Reputation: 7732
Stanford Core NLP parser generates the following output for the sentence:
"He didn't get a reply"
(ROOT
(S
(NP (PRP He))
(VP (VBD did) (RB n’t)
(VP (VB get)
(NP (DT a) (NN reply))))
(. .)))
I need a way to navigate it i.e. extra tags easily and find children and parents. Currently I am doing it manually (counting parenthesis). I wonder if there is a Python library that can do parenthesis counting for me or even better like Beautiful Soup or Scrapy would let me work with objects.
If there is no tool, what is the best way to traverse a sentence and get all tags? I am guessing I would need to create some sort of tag object with list containing children tag objects.
Upvotes: 1
Views: 1646
Reputation: 21
I have used this python script for solving the problem with success.

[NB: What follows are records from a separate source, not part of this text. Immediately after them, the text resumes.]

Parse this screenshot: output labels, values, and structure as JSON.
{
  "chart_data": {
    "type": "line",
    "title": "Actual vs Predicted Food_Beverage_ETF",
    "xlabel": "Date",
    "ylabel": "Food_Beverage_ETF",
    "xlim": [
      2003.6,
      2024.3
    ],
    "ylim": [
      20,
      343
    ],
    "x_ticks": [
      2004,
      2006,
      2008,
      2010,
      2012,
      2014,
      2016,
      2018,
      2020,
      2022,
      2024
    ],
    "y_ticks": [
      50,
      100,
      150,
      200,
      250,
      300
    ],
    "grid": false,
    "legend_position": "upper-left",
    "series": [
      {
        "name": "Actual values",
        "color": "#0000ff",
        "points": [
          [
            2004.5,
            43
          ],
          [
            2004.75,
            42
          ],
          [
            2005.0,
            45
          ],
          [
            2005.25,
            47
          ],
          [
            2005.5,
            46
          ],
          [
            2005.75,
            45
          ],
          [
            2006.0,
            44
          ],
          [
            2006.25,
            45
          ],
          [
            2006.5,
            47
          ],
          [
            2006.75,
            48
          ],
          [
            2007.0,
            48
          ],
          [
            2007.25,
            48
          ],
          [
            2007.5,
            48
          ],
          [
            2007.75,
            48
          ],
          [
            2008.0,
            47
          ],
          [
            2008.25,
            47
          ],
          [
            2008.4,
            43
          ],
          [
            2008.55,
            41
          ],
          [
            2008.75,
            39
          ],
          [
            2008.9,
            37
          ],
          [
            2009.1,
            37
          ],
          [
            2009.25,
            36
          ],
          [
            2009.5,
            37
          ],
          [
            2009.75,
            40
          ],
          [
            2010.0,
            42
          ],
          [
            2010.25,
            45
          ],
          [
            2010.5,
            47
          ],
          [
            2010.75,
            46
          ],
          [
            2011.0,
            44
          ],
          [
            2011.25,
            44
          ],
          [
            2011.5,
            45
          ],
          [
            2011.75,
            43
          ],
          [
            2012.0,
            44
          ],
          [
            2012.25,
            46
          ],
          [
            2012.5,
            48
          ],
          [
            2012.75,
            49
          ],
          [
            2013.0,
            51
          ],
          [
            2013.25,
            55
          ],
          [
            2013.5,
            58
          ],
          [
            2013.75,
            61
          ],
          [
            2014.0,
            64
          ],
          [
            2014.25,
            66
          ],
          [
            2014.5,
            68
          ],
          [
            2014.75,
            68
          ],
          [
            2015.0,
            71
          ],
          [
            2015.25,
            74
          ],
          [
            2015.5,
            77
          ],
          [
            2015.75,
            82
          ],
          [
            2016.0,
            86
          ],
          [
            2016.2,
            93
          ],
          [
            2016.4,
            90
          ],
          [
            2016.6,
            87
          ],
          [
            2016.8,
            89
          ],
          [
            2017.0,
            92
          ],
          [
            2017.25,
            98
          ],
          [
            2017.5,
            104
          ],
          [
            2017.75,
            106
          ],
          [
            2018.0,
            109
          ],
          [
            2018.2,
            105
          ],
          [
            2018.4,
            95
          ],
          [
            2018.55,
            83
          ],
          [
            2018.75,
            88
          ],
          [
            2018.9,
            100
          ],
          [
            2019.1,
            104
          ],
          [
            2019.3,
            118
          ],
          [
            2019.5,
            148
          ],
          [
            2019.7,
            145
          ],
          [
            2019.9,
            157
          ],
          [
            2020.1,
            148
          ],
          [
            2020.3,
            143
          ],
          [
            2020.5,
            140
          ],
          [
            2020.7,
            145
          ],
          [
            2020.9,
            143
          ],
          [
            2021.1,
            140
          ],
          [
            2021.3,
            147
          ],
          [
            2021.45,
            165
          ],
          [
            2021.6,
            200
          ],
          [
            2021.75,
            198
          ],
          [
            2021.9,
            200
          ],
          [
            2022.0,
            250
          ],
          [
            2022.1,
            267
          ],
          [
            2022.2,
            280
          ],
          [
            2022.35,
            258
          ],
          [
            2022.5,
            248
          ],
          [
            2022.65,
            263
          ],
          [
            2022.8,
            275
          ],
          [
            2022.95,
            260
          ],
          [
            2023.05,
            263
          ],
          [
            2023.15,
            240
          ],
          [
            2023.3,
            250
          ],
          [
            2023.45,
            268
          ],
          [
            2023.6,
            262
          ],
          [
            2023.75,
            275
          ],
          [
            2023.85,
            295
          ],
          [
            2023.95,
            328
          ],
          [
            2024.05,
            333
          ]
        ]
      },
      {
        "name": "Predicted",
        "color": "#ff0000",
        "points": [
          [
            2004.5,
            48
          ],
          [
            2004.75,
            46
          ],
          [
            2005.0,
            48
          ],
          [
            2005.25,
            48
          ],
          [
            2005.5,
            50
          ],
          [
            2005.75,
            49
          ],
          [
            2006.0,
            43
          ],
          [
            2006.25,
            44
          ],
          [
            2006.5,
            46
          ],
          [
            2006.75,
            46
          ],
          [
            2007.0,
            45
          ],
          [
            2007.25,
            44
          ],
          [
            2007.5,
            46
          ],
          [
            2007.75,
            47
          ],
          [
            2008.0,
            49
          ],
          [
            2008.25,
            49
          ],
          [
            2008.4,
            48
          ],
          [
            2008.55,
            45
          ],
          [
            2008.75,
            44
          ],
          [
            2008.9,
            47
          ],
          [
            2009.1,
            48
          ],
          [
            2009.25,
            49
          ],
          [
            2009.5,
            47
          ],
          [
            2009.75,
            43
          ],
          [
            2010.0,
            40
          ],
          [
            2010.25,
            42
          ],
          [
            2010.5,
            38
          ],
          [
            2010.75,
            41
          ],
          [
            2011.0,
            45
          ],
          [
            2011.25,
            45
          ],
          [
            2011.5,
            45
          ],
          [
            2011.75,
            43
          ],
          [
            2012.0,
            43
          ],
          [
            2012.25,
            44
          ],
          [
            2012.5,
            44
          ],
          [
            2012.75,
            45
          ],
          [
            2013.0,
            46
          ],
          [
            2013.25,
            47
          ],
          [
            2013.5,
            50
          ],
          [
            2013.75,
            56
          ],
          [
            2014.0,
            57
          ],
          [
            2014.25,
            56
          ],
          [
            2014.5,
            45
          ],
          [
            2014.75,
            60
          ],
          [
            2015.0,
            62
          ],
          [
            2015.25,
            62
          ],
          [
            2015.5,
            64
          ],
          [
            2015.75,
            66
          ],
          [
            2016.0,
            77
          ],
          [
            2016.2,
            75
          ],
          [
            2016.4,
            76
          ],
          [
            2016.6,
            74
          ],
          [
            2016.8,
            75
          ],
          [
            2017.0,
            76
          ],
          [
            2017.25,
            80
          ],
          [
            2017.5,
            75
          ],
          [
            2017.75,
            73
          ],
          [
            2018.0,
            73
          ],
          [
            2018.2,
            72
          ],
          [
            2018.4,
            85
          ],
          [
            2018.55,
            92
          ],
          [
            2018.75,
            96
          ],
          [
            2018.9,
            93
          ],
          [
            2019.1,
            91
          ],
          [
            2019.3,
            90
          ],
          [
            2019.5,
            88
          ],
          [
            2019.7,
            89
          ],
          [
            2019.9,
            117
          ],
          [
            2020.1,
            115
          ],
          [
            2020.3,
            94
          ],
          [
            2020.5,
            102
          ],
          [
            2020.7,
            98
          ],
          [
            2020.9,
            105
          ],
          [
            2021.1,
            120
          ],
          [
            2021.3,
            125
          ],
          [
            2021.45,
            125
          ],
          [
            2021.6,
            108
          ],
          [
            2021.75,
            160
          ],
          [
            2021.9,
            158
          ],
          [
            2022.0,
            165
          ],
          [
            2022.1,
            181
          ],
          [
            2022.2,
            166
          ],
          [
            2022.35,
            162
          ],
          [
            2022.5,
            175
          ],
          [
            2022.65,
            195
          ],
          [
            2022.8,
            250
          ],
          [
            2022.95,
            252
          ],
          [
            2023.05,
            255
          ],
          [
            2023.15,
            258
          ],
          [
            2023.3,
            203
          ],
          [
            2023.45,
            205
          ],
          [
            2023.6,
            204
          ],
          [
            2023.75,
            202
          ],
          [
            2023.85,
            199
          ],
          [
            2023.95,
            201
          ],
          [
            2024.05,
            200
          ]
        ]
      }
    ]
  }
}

The script can be used to convert Stanford Core NLP's Lisp-like parse tree format into a nested python list structure.
You can also convert the nested list further using something like Anytree into a more navigable Python data structure, which will also allow you to print out the tree either in text or as an image.
Upvotes: 2
Reputation: 59
My approach to navigating the output was not to try parsing the string, but instead to build an object and deserialize. Then you have the object available natively.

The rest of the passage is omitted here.